Subject: re: crash dump failing on machine with 4GB
To: Chris Ross <cross+netbsd@distal.com>
From: matthew green <mrg@eterna.com.au>
List: port-sparc64
Date: 09/28/2007 10:04:09
On Sep 26, 2007, at 14:22, Chris Ross wrote:
> On Sep 26, 2007, at 13:51, matthew green wrote:
>> can you get a stack trace with symbols? or use gdb to
>> find them out from these values?
>
> Of course. Here's a backtrace after the failed "reboot 0x104"
> used to cause the dump attempt.
>
> dumping to dev 7,1 offset 4310231
> dump 4096 esiop0: unable to load cmd DMA map: -1i/o error
> sd0(esiop0:0:0:0): polling command not done
> panic: scsipi_execute_xs
> cpu0: kdb breakpoint at 13f3e80
> Stopped in pid 0.2 (system) at netbsd:cpu_Debugger+0x4: nop
> db> bt
> scsipi_execute_xs(5f89c00, e0016d96, a, 0, 0, 4) at
> netbsd:scsipi_execute_xs+0x3
> 18
> sd_flush(746fc00, 103, 0, 0, 0, 8000000000001034) at netbsd:sd_flush
> +0x84
> sd_shutdown(746fc00, 5, 0, 0, e0016fb8, 0) at netbsd:sd_shutdown+0x18
> doshutdownhooks(161eaa8, 5, 0, 10, 1857800, f) at
> netbsd:doshutdownhooks+0x30
So, does anyone have any suggestions on where I should go from
here? I looked into the "unable to load cmd DMA map" error, which is
returning an EIO from a call to bus_dmamap_load(). Should I try to
track down into that function (via the macro, etc) and figure out if
it's returning an EIO for some reason relating to the physical memory
address it's given? Or, can someone look at the code in doshutdown()
to see if the physical memory mapping calls "look right"? I was
looking at amd64, figuring that it would be more likely to have this
functionality working, and I notice that the pmap_* call(s) it uses
are different, but that may not be unusual...

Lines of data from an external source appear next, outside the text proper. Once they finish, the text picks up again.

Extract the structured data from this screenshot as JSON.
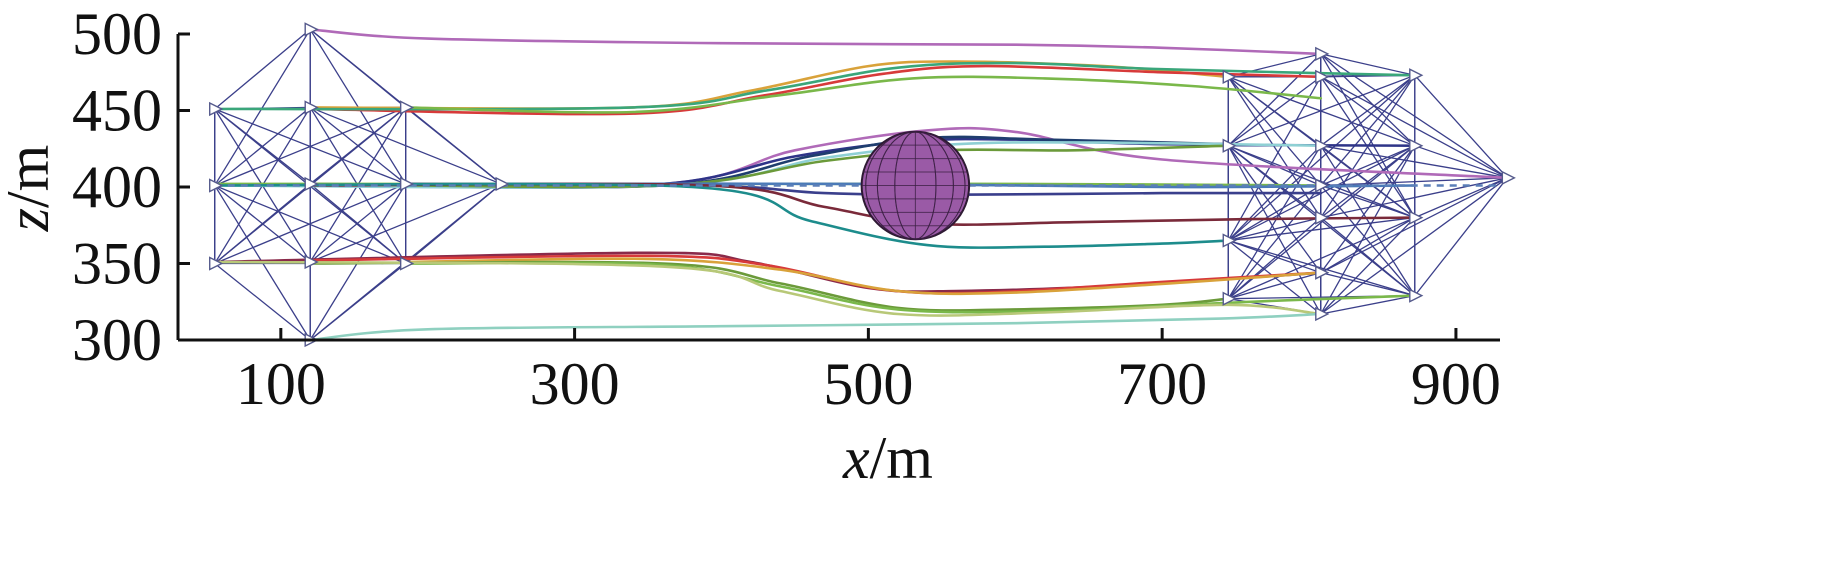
{
  "chart_data": {
    "type": "line",
    "title": "",
    "xlabel": {
      "var": "x",
      "unit": "/m"
    },
    "ylabel": {
      "var": "z",
      "unit": "/m"
    },
    "xlim": [
      30,
      930
    ],
    "ylim": [
      300,
      500
    ],
    "xticks": [
      100,
      300,
      500,
      700,
      900
    ],
    "yticks": [
      300,
      350,
      400,
      450,
      500
    ],
    "grid": false,
    "legend": "none",
    "reference_line": {
      "y": 401,
      "x": [
        55,
        930
      ],
      "style": "dashed",
      "color": "#5b7fb8"
    },
    "obstacle": {
      "shape": "sphere",
      "cx": 532,
      "cz": 401,
      "r": 29,
      "color": "#9a5aa6"
    },
    "formation_start": [
      {
        "x": 55,
        "z": 451
      },
      {
        "x": 120,
        "z": 452
      },
      {
        "x": 185,
        "z": 452
      },
      {
        "x": 55,
        "z": 401
      },
      {
        "x": 120,
        "z": 402
      },
      {
        "x": 185,
        "z": 402
      },
      {
        "x": 250,
        "z": 402
      },
      {
        "x": 55,
        "z": 350
      },
      {
        "x": 120,
        "z": 351
      },
      {
        "x": 185,
        "z": 350
      },
      {
        "x": 120,
        "z": 503
      },
      {
        "x": 120,
        "z": 300
      }
    ],
    "formation_end": [
      {
        "x": 745,
        "z": 472
      },
      {
        "x": 808,
        "z": 487
      },
      {
        "x": 808,
        "z": 472
      },
      {
        "x": 872,
        "z": 473
      },
      {
        "x": 745,
        "z": 427
      },
      {
        "x": 808,
        "z": 427
      },
      {
        "x": 872,
        "z": 427
      },
      {
        "x": 808,
        "z": 401
      },
      {
        "x": 935,
        "z": 406
      },
      {
        "x": 808,
        "z": 380
      },
      {
        "x": 872,
        "z": 380
      },
      {
        "x": 745,
        "z": 365
      },
      {
        "x": 808,
        "z": 344
      },
      {
        "x": 745,
        "z": 327
      },
      {
        "x": 808,
        "z": 317
      },
      {
        "x": 872,
        "z": 329
      }
    ],
    "series": [
      {
        "color": "#b06ab8",
        "points": [
          [
            120,
            503
          ],
          [
            200,
            497
          ],
          [
            400,
            494
          ],
          [
            600,
            493
          ],
          [
            700,
            491
          ],
          [
            808,
            487
          ]
        ]
      },
      {
        "color": "#d9a23a",
        "points": [
          [
            120,
            452
          ],
          [
            340,
            452
          ],
          [
            420,
            463
          ],
          [
            500,
            479
          ],
          [
            560,
            482
          ],
          [
            660,
            479
          ],
          [
            745,
            472
          ]
        ]
      },
      {
        "color": "#d73a3a",
        "points": [
          [
            120,
            451
          ],
          [
            340,
            448
          ],
          [
            430,
            460
          ],
          [
            510,
            474
          ],
          [
            580,
            479
          ],
          [
            700,
            475
          ],
          [
            808,
            472
          ]
        ]
      },
      {
        "color": "#3aa67a",
        "points": [
          [
            55,
            451
          ],
          [
            340,
            452
          ],
          [
            430,
            463
          ],
          [
            520,
            478
          ],
          [
            600,
            481
          ],
          [
            700,
            477
          ],
          [
            872,
            473
          ]
        ]
      },
      {
        "color": "#7ab84a",
        "points": [
          [
            185,
            452
          ],
          [
            340,
            449
          ],
          [
            440,
            460
          ],
          [
            530,
            471
          ],
          [
            620,
            471
          ],
          [
            720,
            466
          ],
          [
            808,
            458
          ]
        ]
      },
      {
        "color": "#b06ab8",
        "points": [
          [
            120,
            402
          ],
          [
            360,
            402
          ],
          [
            450,
            424
          ],
          [
            540,
            437
          ],
          [
            600,
            436
          ],
          [
            700,
            418
          ],
          [
            935,
            406
          ]
        ]
      },
      {
        "color": "#2e3488",
        "points": [
          [
            185,
            402
          ],
          [
            360,
            402
          ],
          [
            450,
            420
          ],
          [
            530,
            430
          ],
          [
            600,
            431
          ],
          [
            700,
            428
          ],
          [
            872,
            427
          ]
        ]
      },
      {
        "color": "#1f3e6e",
        "points": [
          [
            120,
            401
          ],
          [
            360,
            401
          ],
          [
            460,
            420
          ],
          [
            540,
            432
          ],
          [
            620,
            431
          ],
          [
            745,
            428
          ]
        ]
      },
      {
        "color": "#8fd0d4",
        "points": [
          [
            55,
            401
          ],
          [
            360,
            401
          ],
          [
            470,
            419
          ],
          [
            560,
            428
          ],
          [
            660,
            429
          ],
          [
            808,
            427
          ]
        ]
      },
      {
        "color": "#6b9a3a",
        "points": [
          [
            120,
            402
          ],
          [
            360,
            401
          ],
          [
            470,
            417
          ],
          [
            550,
            424
          ],
          [
            640,
            424
          ],
          [
            745,
            427
          ]
        ]
      },
      {
        "color": "#7ab84a",
        "points": [
          [
            55,
            402
          ],
          [
            400,
            402
          ],
          [
            600,
            402
          ],
          [
            808,
            401
          ]
        ]
      },
      {
        "color": "#4a7ab8",
        "points": [
          [
            250,
            402
          ],
          [
            500,
            402
          ],
          [
            700,
            400
          ],
          [
            872,
            401
          ]
        ]
      },
      {
        "color": "#3a3f8c",
        "points": [
          [
            185,
            402
          ],
          [
            390,
            401
          ],
          [
            470,
            396
          ],
          [
            560,
            395
          ],
          [
            700,
            396
          ],
          [
            808,
            396
          ]
        ]
      },
      {
        "color": "#7a2a3a",
        "points": [
          [
            120,
            401
          ],
          [
            390,
            401
          ],
          [
            470,
            387
          ],
          [
            540,
            376
          ],
          [
            640,
            377
          ],
          [
            760,
            379
          ],
          [
            872,
            380
          ]
        ]
      },
      {
        "color": "#1d8c8c",
        "points": [
          [
            55,
            401
          ],
          [
            380,
            400
          ],
          [
            460,
            378
          ],
          [
            540,
            362
          ],
          [
            620,
            361
          ],
          [
            700,
            363
          ],
          [
            745,
            365
          ]
        ]
      },
      {
        "color": "#8a2a4a",
        "points": [
          [
            55,
            351
          ],
          [
            350,
            357
          ],
          [
            420,
            351
          ],
          [
            500,
            334
          ],
          [
            560,
            332
          ],
          [
            680,
            336
          ],
          [
            808,
            344
          ]
        ]
      },
      {
        "color": "#d73a3a",
        "points": [
          [
            120,
            352
          ],
          [
            350,
            355
          ],
          [
            430,
            349
          ],
          [
            510,
            333
          ],
          [
            580,
            331
          ],
          [
            700,
            338
          ],
          [
            808,
            344
          ]
        ]
      },
      {
        "color": "#d9a23a",
        "points": [
          [
            185,
            351
          ],
          [
            350,
            353
          ],
          [
            440,
            346
          ],
          [
            520,
            332
          ],
          [
            600,
            331
          ],
          [
            720,
            338
          ],
          [
            808,
            344
          ]
        ]
      },
      {
        "color": "#6b9a3a",
        "points": [
          [
            120,
            350
          ],
          [
            360,
            350
          ],
          [
            440,
            337
          ],
          [
            520,
            321
          ],
          [
            600,
            320
          ],
          [
            700,
            323
          ],
          [
            745,
            327
          ]
        ]
      },
      {
        "color": "#7ab84a",
        "points": [
          [
            185,
            350
          ],
          [
            360,
            349
          ],
          [
            440,
            335
          ],
          [
            520,
            320
          ],
          [
            620,
            319
          ],
          [
            760,
            325
          ],
          [
            872,
            329
          ]
        ]
      },
      {
        "color": "#b8c878",
        "points": [
          [
            55,
            351
          ],
          [
            360,
            348
          ],
          [
            440,
            332
          ],
          [
            520,
            317
          ],
          [
            620,
            318
          ],
          [
            745,
            323
          ],
          [
            808,
            317
          ]
        ]
      },
      {
        "color": "#8fd0c0",
        "points": [
          [
            120,
            300
          ],
          [
            200,
            307
          ],
          [
            400,
            309
          ],
          [
            600,
            311
          ],
          [
            740,
            314
          ],
          [
            808,
            317
          ]
        ]
      }
    ]
  }
}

you mean it's bus_dmamap_load() is different? yeah, that is gonna
be expected..
hmm, i don't see how sparc64 bus_dmamap_load() could return EIO?
see machdep.c:_bus_dmamap_load(). oh, the message above says it
returns -1... which also seems not possible...
is the above text exactly what it says? i don't see where the
"i/o error" comes from? there should be a newline after the -1.
(perhaps you changed this?)
Thanks. I know not everyone has a 4GB sparc64 to play with, so
I'm happy to work on this, but I will need to get this machine into
production in the not-too-distant future, so need to keep moving.
ps,
Is the last argument to sd_flush(), quoted in the backtrace above,
indicative of a problem? Just looks "odd" compared to the rest of
the parameters.
it is just garbage on the stack. looking at sd.c:
static int sd_flush(struct sd_softc *, int);
so only the first two arguments are relevant.